Monday, November 24th, 2008
A weekly handful of weird, wonderful and wacky happenings dredged up from the kaleidoscopic depths of San Francisco history.
November 24, 1899:
Collars, ties, and Butchertown mayhem
Our first item flowed from the pen of some long-forgotten San Francisco Chronicle beat writer, a piece in which a neighborhood dispute is lovingly detailed.
Butchertown was a tough old San Francisco neighborhood on the edge of today’s Bay View district, around the mouth of Islais Creek. It was comprised mostly of German and Irish immigrants — ballplayer Lefty O’Doul was probably its most famous son — and it was absolutely packed with slaughterhouses, meat packers and (here’s a shocker) butchers.
Without further ado, a dash of local color circa 1899:
Haberdashery Issue Stirs Butchertown
Whether William Beckman and Thomas O’Leary quarreled over a love affair or over collars and neckties is a mooted question.
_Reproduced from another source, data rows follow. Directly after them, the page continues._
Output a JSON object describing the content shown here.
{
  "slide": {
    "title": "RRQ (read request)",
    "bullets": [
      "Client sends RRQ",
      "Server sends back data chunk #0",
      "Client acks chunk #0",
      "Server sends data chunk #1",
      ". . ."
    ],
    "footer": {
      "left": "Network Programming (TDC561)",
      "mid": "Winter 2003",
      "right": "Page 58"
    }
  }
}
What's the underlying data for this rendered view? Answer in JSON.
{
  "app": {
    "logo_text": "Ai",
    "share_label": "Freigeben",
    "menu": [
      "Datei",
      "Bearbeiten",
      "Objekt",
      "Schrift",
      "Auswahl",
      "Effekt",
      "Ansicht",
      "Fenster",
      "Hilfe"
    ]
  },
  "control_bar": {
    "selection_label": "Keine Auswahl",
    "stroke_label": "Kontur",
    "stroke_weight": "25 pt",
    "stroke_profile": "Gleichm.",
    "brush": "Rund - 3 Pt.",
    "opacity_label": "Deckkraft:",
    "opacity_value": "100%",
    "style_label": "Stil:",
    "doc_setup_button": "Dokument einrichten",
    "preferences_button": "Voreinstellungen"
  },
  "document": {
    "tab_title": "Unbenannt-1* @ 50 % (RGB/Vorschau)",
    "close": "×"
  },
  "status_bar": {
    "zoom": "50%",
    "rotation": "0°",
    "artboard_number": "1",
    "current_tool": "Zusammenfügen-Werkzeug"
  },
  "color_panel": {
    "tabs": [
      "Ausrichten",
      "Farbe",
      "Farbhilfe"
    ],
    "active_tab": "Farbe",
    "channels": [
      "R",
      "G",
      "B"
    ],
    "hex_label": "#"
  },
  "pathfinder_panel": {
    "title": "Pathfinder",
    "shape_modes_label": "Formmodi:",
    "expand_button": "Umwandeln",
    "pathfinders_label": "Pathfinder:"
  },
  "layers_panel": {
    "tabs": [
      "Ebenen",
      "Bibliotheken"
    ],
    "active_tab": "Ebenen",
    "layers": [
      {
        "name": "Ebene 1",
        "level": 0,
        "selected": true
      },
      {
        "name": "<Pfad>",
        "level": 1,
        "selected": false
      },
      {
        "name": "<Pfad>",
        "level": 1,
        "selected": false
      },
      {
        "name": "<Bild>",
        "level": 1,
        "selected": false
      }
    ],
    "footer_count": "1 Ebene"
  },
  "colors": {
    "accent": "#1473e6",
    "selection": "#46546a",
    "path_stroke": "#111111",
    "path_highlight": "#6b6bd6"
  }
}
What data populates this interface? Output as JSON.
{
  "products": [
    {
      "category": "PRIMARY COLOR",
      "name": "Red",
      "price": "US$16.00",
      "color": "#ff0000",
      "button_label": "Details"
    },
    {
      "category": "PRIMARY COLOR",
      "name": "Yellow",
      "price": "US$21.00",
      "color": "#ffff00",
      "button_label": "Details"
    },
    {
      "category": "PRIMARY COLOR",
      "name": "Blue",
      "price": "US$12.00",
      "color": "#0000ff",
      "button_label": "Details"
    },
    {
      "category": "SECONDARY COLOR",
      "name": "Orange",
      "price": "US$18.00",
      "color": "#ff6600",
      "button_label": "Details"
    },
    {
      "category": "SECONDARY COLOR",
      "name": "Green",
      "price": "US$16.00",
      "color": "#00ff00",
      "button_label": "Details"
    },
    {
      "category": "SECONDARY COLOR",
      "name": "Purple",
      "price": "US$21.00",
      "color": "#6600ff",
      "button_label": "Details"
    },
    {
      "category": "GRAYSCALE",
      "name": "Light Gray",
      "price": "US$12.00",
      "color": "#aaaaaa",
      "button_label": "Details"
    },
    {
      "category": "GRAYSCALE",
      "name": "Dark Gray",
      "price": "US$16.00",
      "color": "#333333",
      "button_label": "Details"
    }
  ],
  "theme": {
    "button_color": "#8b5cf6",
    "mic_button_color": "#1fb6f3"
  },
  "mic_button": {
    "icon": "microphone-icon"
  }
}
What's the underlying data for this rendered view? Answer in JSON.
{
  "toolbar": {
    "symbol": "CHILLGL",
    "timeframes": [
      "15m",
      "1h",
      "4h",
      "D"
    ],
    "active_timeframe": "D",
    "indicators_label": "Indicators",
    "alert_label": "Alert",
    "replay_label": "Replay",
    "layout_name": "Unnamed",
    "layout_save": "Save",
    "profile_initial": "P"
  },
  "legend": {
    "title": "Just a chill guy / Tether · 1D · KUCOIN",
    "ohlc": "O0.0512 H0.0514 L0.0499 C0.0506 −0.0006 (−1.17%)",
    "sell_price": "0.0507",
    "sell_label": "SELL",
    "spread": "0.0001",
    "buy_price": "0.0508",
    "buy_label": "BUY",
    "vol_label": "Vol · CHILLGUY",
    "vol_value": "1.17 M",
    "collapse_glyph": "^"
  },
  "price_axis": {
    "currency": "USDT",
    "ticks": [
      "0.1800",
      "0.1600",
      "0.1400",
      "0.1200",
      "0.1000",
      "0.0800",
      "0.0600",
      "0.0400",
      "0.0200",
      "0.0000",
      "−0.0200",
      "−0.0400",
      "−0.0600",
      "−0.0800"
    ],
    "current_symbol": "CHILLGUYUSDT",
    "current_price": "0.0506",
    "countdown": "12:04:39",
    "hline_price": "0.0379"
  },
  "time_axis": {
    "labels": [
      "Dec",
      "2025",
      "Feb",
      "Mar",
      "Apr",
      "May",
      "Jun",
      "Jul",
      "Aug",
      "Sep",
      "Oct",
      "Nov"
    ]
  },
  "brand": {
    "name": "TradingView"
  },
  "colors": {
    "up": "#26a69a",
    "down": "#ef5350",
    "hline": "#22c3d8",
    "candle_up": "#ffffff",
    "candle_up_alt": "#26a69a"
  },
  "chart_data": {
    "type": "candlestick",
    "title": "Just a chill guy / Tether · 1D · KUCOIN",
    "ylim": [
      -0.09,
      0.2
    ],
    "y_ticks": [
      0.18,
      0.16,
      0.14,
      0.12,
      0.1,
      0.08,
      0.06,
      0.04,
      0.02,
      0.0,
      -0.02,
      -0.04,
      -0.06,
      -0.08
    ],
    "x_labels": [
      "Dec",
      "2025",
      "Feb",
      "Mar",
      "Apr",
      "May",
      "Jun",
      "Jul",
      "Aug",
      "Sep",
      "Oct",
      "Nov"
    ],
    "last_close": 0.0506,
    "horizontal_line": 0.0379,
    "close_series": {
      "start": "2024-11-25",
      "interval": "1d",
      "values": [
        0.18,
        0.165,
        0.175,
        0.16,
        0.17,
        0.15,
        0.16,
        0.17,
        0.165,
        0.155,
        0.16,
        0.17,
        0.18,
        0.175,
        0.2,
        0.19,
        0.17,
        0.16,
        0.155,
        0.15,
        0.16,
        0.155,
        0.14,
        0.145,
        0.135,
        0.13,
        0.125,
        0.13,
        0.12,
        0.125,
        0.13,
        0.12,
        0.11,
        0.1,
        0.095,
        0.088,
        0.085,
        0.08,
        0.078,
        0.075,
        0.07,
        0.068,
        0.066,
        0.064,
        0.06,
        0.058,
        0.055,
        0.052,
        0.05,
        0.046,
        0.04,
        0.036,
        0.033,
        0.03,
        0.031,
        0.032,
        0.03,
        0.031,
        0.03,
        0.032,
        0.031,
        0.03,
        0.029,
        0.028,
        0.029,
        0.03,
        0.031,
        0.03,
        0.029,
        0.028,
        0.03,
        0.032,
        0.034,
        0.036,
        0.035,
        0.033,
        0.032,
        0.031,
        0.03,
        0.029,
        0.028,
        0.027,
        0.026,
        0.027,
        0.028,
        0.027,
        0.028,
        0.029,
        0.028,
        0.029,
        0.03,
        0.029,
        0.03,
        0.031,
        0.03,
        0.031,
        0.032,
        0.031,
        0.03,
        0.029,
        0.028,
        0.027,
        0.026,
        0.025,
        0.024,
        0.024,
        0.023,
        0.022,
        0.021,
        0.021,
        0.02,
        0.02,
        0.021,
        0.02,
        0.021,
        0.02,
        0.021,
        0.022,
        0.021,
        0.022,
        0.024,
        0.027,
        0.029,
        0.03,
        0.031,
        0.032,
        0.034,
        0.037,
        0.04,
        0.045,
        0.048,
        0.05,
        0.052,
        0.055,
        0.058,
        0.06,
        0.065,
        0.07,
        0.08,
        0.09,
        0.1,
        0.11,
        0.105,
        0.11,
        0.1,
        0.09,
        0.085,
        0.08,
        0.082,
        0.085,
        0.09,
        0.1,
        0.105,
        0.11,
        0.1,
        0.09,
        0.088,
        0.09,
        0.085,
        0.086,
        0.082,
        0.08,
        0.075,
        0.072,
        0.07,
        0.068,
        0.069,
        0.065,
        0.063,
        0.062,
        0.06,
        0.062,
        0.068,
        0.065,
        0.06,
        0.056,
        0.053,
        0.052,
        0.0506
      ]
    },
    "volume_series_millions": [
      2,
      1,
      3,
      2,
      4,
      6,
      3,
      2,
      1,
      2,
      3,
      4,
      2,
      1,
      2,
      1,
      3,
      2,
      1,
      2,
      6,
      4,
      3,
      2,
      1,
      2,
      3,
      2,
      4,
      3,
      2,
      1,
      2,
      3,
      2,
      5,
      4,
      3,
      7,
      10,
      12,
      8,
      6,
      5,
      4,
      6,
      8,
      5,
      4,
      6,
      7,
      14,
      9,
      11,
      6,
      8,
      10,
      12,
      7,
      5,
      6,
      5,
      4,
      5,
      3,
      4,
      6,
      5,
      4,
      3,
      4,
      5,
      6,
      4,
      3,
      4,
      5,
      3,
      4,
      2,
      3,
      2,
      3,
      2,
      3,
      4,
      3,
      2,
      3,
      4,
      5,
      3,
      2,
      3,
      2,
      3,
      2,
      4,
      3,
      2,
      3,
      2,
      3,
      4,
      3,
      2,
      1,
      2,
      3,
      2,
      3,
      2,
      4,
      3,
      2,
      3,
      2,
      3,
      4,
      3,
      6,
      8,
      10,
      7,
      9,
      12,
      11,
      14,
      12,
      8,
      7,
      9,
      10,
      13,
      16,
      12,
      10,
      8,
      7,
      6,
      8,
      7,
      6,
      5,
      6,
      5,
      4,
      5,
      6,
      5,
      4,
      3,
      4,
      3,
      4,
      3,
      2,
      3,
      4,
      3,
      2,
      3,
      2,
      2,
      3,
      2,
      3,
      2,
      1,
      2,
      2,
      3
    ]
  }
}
Beckman is a butcher employed in one of the many abattoirs of South San Francisco. A few months ago he married the former Mrs. O’Leary, and when O’Leary, after a three years absence, returned to town two weeks ago and found that his divorced wife had become Mrs. Beckman, there was trouble in Butchertown. It all resulted in the arrest of O’Leary on a charge of making threats against life, and the case came up yesterday in Police Judge Conlan’s Court.
Beckman told of a long knife with which O’Leary threatened to perform an autopsy on (him). There was also a dispute, Beckman said, as to whether the wearing of collars and neckties was proper form in Butchertown.